Con esta transacción, Phillips 66 planea abastecer al mercado británico desde la refinería de Humber, lo que, según la empresa, reforzará la seguridad energética del Reino Unido. Además, se espera que esta operación respalde cientos de empleos de alta calidad y bien remunerados gracias a las actividades en la planta y las futuras inversiones.
El acuerdo para comprar los activos de la refinería de Lindsey y la infraestructura asociada supone un paso importante para Phillips 66 Limited
Paul Fursey, director ejecutivo de Phillips 66, ha destacado que la adquisición es un movimiento estratégico significativo, afirmando que continuar invirtiendo en la seguridad energética británica es clave para la compañía.

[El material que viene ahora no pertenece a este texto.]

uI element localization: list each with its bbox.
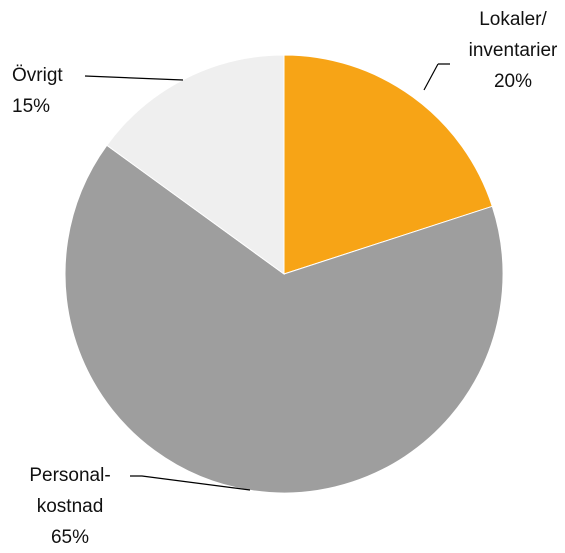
pie-slice: [283, 54, 493, 275]
label-category: Övrigt: [12, 65, 63, 86]
label-value: 20%: [493, 71, 533, 92]
label-value: 65%: [50, 527, 90, 548]
leader-line: [130, 475, 251, 491]
pie-slice: [106, 54, 285, 275]
leader-line: [423, 63, 450, 91]
label-category: Personal- kostnad: [29, 465, 111, 517]
data-label: Personal- kostnad 65%: [0, 460, 140, 553]
leader-line: [84, 75, 184, 81]
label-category: Lokaler/ inventarier: [468, 9, 558, 61]
data-label: Övrigt 15%: [12, 60, 132, 122]
data-label: Lokaler/ inventarier 20%: [408, 4, 565, 97]
label-value: 15%: [12, 96, 51, 117]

En sus declaraciones, reconoció la dificultad que el cierre de la planta ha supuesto para los trabajadores y la comunidad local.
Además, Fursey subrayó que esta venta es la mejor manera de garantizar los puestos de trabajo, reforzar la economía local y fomentar la inversión en la región, destacando el compromiso de Phillips 66 con el desarrollo económico y la estabilidad en el área.